Early Results from the Evaluation of Spinopelvic Angles in Patients with Hip Pain by Femoroacetabular Impingement
Fernando Martins de Pina Cabral1*, Rodrigo Diego Vieira Pantoja2, Renato Locks1,4, Felipe Figueiredo3, Marcos Emilio Kuschnaroff Contreras4 and Daniel Fernandes5
1 Orthopaedic surgeon at Regional Hospital of São José - Dr. Homero de Miranda Gomes (SC), Brazil
2 Hip fellow at Regional Hospital of São José - Dr. Homero de Miranda Gomes (SC), Brazil)
3 Biostatistics at Oswaldo Cruz Foundation (FIOCRUZ) (RJ), Brazil)
4 Orthopedic surgeon at SOS Cardio Hospital - Florianopolis (SC), Brazil
5 Orthopedic surgeon at Federal University of Santa Catarina Hospital (SC), Brazil
Submission:April 22, 2023; Published: May 02, 2023
*Corresponding author: Fernando Martins de Pina Cabral, Orthopaedic surgeon at Regional Hospital of Sao Jose - Dr. Homero de Miranda Gomes (SC), Brazil
How to cite this article: Cabral FMP, Pantoja RDV, Locks R, Figueiredo F, Contreras MEK, Fernandes D, et al. Early Results from the Evaluation of Spinopelvic Angles in Patients with Hip Pain by Femoroacetabular Impingement. Ortho & Rheum Open Access J. 2023; 21(4): 556069. DOI: 10.19080/OROAJ.2023.21.556069
Abstract
Purpose: to evaluate spinopelvic angles in patients with hip pain and femoroacetabular impingement (FAI). After the discovery of the FAI in 2003, a complete biomechanical analysis of the lower limb and its relationship with the spine became indispensable, in the context of preservative surgery and/or at hip arthroplasty.
Methods: twenty patients aged between 18 and 60 years with hip pain were evaluated. All had pain for more than 3 months and FAI syndrome. All signed the informed consent form, had their anthropometric data and Harris Hip Score (HHS) evaluated.
Results: the average age was 40 years and female gender in 76%. The mean Body Mass Index (BMI) was 21 kg/m2 and the mean HHS was 70 points. The time between hip pain onset and clinical evaluation was two and a half years. Alterations of the spinopelvic angles were found in 58% of the patients. We found statistically significant differences at the sacral slope (SS) (p: 0.006) and anterior pelvic plane (APP) angles (p: 0.013), between patients with and without hip arthrosis, and a decrease in both angles between standing and sitting positions. This translates into a more up verticalization pelvis position and posterior tilt, the greater the arthrosis.
Conclusion: the presence of lower back pain associated with angular spinopelvic alterations in 58% of patients with FAI and the difference between patients according to the degree of hip arthrosis reveal the importance of evaluating this parameters and showing this early results.

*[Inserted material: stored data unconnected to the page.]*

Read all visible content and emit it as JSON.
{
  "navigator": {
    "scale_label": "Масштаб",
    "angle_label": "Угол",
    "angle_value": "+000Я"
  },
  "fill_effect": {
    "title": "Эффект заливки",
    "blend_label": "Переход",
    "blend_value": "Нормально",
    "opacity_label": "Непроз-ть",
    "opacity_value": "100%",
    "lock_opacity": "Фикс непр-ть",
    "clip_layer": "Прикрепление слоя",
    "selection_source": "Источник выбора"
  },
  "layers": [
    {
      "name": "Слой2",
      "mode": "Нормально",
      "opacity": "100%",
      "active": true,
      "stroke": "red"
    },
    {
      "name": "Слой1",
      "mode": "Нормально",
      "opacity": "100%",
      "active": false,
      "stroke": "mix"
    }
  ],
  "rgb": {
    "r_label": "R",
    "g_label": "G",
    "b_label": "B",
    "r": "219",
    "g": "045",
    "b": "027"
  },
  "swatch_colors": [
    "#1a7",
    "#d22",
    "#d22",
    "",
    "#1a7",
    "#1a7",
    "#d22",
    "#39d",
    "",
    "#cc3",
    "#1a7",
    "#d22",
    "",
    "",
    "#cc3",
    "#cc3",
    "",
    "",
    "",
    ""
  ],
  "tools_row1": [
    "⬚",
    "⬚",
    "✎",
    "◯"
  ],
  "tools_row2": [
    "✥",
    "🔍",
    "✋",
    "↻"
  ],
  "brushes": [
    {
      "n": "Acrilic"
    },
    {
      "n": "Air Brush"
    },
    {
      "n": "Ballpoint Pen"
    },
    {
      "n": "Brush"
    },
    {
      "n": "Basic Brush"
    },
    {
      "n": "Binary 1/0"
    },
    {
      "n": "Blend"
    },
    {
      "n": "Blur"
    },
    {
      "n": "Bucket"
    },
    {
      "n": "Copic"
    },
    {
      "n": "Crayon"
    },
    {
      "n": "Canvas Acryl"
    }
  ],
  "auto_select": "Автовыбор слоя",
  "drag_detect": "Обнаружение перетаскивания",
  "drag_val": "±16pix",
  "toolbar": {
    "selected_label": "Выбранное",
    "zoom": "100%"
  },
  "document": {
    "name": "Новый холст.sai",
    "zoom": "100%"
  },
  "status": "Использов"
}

Keywords: Femoroacetabular impingement; Spinopelvic angles; Hip arthrosis; Lumbar spine arthrosis; Hip preservation surgery; Hip arthroplasty
Introduction
The evaluation of the spinopelvic angles have been subject of increased interest in the biomechanical assessment of the hip [1]. It is known that there is an association between degenerative diseases of the hip and lumbar spine, first described by Macnab as Hip-Spine Syndrome in 1983, when it was reported that 27% of the patients over 45 years of age had symptoms in both places [2]. The incidence of hip and spinal arthrosis has increased in the population, and it may be difficult to differentiate the origin of the pain when concomitant, due to the complaints being generally subjective and possibly overlapping [2-4].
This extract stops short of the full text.